La France est signataire de la Charte Sociale Européenne depuis le 7 mai 1999. À ce titre, elle devait fournir au Conseil de l’Europe un rapport sur la façon dont elle applique la Charte en matière de droit du travail sur la période 2005-2008. Elle l’a rendu, avec retard, le 15/12/2009, et devait en rendre un autre sur le thème « Enfants, familles, migrants » le 31/10/2010, où sera examinée notamment la problématique du droit au logement.
Le Comité Européen des Droits Sociaux a rendu ses conclusions sur la façon dont la France a appliqué la Charte sur cette période. Il relève 6 points sur lesquels l’application du droit du travail en France n’est pas conforme à la Charte, et réserve ses conclusions sur plusieurs points dans l’attente de précisions ultérieures.
Si la presse s’est fait l’écho des critiques du Comité en matière de temps de travail des cadres, ces conclusions révèlent d’autres critiques et interrogations tout aussi pertinentes en matière de droit syndical, de protection des salariés protégés, de congés payés et ouvrent même des pistes en matière de représentativité.
I) Le temps de travail et la rémunération des cadres en forfait jour.
Le Comité relève que la France ne respecte pas l’article 2§1 de la Charte révisée pour les motifs suivants:
- la durée hebdomadaire de travail autorisée pour les cadres soumis au régime de forfait annuel en jours est excessive et les garanties juridiques offertes par le système de conventions collectives sont insuffisantes;
- les astreintes durant lesquelles aucun travail effectif n’est réalisé sont assimilées à des périodes de repos.

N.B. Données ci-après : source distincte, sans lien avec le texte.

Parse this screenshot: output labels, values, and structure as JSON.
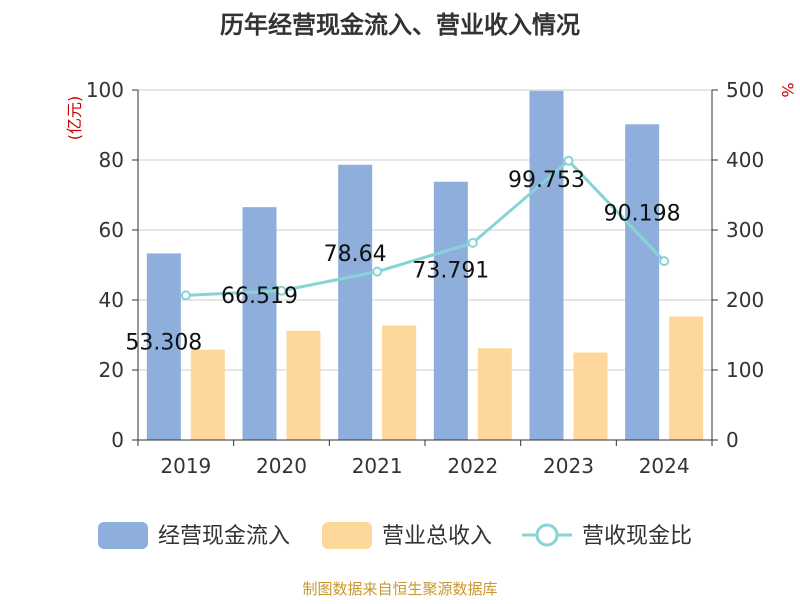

En effet, la stricte application des règles actuellement en vigueur peut conduire un cadre en forfait jours à travailler jusqu’à 78 heures par semaine (six fois treize heures, en toute légalité). Cette durée est manifestement excessive et ne pouvait pas en conséquence être qualifiée de raisonnable au sens de l’article 2§1 de la Charte révisée. Il a également noté que la loi du 20 août 2008 n’impose pas que les conventions collectives prévoient une durée maximale, journalière et hebdomadaire. Ceci est désormais essentiellement traité à l’occasion d’un entretien annuel d’un travailleur avec son employeur (article L. 3121-46) et d’une consultation annuelle du comité d’entreprise (article L.2323-29). Le Comité considère que, de ce fait, la procédure de négociation collective n’offre pas de garanties suffisantes pour que l’article 2§1 soit respecté.
Pour se mettre en conformité, il faudra donc que la France prenne des dispositions pour fixer, à défaut d’indication dans la convention collective, une durée maximale hebdomadaire s’appliquant aussi aux forfaits jours, et d’autres imposant la compensation des astreintes, même lorsqu’aucune intervention n’a été faite, car l’assimilation des périodes d’astreinte au temps de repos constitue une violation du droit à une durée raisonnable du travail prévue par l’article 2§1 de la Charte révisée.
Ce non-respect de l’article 2§1 a des conséquences sur l’article 4§2. En effet, le comité constate que les heures de travail effectuées par les salariés soumis au système de forfait en jours qui ne bénéficient, au titre de la flexibilité de la durée du travail, d’aucunes majoration de rémunération, sont anormalement élevées. Il considère aussi que la période d’un an prévue en matière de modulation par la loi du 20 août 2008 est excessive.
Cela a pour conséquence, puisque le forfait jours intègre un certain nombre d’heures supplémentaires, il va donc falloir désormais le contractualiser et préciser combien d’heures supplémentaires sont forfaitisées et instaurer une période de décompte « raisonnable » pour arrêter les compteurs et voir combien d’heures supplémentaires majorées sont dues.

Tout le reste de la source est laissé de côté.